Several studies have been undertaken surrounding the growth of the biopesticide market in recent years, either by market research firms or by agriculture industry organizations. In many cases, widely divergent statistics have been offered for the size of the biopesticides market.
The reasons why estimates vary so dramatically mirrors the diversity of product category itself: While the category “biopesticides” can include such sub-categories as microbes, biochemicals, plant growth regulators, insect growth regulators, beneficials, essential oils, pheromones, minerals, etc., not all research uses the same criteria to define the market. Similarly, biopesticides are used in food crops, turf and ornamentals, forage and pastureland, public health, and forestry. Just as the market research varies by the types of biopesticides it examines, so too does it vary by use. Despite these differences, however, the growth of the biopesticide market is a consistent message that comes through in most studies.

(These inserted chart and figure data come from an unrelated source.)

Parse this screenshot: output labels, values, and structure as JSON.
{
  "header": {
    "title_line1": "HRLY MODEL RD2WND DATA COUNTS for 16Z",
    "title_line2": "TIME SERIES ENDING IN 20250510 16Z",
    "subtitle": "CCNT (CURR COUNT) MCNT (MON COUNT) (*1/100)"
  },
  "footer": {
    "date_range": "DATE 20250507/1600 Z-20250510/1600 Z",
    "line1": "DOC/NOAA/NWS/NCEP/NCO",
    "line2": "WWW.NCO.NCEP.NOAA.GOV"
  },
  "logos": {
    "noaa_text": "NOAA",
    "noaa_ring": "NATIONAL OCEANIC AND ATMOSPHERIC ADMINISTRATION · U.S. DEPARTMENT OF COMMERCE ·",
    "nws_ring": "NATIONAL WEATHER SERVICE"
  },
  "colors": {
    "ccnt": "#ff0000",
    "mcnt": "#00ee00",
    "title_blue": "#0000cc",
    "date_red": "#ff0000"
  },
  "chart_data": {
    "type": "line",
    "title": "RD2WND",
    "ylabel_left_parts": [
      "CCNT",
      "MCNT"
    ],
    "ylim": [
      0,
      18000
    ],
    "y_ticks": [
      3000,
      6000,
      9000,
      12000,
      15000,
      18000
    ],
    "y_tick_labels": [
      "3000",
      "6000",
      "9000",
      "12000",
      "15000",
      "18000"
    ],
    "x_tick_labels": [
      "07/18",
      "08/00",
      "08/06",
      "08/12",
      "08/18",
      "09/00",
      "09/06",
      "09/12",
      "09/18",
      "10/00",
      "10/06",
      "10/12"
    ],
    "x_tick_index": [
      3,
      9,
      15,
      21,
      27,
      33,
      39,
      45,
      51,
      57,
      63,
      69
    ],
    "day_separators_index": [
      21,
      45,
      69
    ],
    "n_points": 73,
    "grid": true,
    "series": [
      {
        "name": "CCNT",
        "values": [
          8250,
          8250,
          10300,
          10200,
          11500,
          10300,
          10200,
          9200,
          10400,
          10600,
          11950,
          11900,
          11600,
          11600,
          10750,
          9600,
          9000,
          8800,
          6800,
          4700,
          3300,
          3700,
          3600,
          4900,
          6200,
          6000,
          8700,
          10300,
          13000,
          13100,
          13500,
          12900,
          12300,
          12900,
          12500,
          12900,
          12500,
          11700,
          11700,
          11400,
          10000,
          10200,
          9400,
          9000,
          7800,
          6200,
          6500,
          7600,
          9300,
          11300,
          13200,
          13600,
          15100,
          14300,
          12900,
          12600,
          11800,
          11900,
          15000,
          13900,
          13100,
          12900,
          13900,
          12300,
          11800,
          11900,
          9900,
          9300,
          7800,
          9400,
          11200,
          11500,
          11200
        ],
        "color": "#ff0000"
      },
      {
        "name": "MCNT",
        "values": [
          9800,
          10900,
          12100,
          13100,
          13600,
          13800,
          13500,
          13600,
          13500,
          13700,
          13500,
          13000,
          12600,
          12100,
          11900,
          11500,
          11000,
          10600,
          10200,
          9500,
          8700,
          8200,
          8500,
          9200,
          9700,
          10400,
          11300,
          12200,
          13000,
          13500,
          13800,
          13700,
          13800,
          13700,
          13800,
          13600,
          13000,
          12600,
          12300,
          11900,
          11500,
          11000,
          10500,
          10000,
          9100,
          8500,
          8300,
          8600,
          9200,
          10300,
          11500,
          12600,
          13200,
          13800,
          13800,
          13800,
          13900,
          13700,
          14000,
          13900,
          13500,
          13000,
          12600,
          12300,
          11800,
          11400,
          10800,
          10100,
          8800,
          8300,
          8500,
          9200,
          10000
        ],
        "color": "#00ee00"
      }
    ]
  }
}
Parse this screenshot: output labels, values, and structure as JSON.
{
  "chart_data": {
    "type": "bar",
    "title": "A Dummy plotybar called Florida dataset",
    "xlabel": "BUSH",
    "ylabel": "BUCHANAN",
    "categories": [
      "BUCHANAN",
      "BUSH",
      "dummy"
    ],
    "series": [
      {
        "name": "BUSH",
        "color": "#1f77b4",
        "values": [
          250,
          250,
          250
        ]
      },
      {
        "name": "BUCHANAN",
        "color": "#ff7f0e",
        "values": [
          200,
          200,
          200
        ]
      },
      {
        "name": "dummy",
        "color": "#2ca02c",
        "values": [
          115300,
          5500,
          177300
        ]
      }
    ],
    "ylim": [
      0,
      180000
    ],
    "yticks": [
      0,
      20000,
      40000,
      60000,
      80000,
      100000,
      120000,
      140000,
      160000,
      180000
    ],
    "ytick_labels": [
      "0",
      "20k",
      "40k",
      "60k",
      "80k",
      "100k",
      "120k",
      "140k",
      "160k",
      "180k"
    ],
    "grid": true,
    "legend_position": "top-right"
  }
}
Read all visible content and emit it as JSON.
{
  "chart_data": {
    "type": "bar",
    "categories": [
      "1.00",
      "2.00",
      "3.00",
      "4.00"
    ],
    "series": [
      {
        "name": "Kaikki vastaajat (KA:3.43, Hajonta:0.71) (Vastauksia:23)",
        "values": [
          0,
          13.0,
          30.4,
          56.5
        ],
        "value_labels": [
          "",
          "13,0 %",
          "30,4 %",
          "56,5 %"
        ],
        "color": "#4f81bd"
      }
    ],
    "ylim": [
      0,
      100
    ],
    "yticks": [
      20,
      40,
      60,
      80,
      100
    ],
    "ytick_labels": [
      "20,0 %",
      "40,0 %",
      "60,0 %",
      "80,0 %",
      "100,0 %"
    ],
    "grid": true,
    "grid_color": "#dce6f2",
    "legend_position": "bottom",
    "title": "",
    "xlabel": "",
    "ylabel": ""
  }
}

With that caveat in mind, in 2006, Arysta LifeScience estimated the worldwide biopesticide market at approximately $541 million. A 2008 study released by Global Industry Analysts, Inc. (GIA) estimated that biopesticides represented about 3% ($750 million ) of the overall pesticides market and was likely to reach the $1 billion mark by 2010. Key factors in this growth include a larger overall investment in biopesticide research and development, a more established application of Integrated Pest Management (IPM) and Integrated Crop Management (ICM) concepts, and increased area under organic production.
Perhaps the single most important factor in the growth of the biopesticide market is advancements in biopesticide technology. Extensive and systematic research has resulted in enhancements to formulation techniques, the ability to manufacture biopesticides through mass production, increased storage and shelf life capabilities, and improved application methods. By extension, increased knowledge among end users has contributed to increased adoption. As the cumulative proposition offered by biopesticides has become better understood – resistance management benefits, residue management benefits, enhanced yield and crop quality, labor management benefits, and oftentimes enhanced control when used alongside traditional chemicals – farmers in conventional programs are becoming more receptive to trialing and implementing biopesticides.
Biopesticides are used most widely on specialty crops. A BCC Research Corporation study released in 2006 estimated that orchard crops hold the largest share of biopesticides use at 55%. Biopesticides are also used on non-food crops such as forage crops, as well field crops such as corn and soybeans. This class of products also has important applications outside of production agriculture in the areas of public health and forestry.
A 2009 report from research firm Frost & Sullivan says increasing demand for chemical-free crops and more organic farming has led to augmented usage of biopesticides in North America and Western Europe. It put the value of biopesticides in those combined markets at US$594.2 million in 2008 and forecast that market to nearly double by 2015 to a market value of $1.02 billion.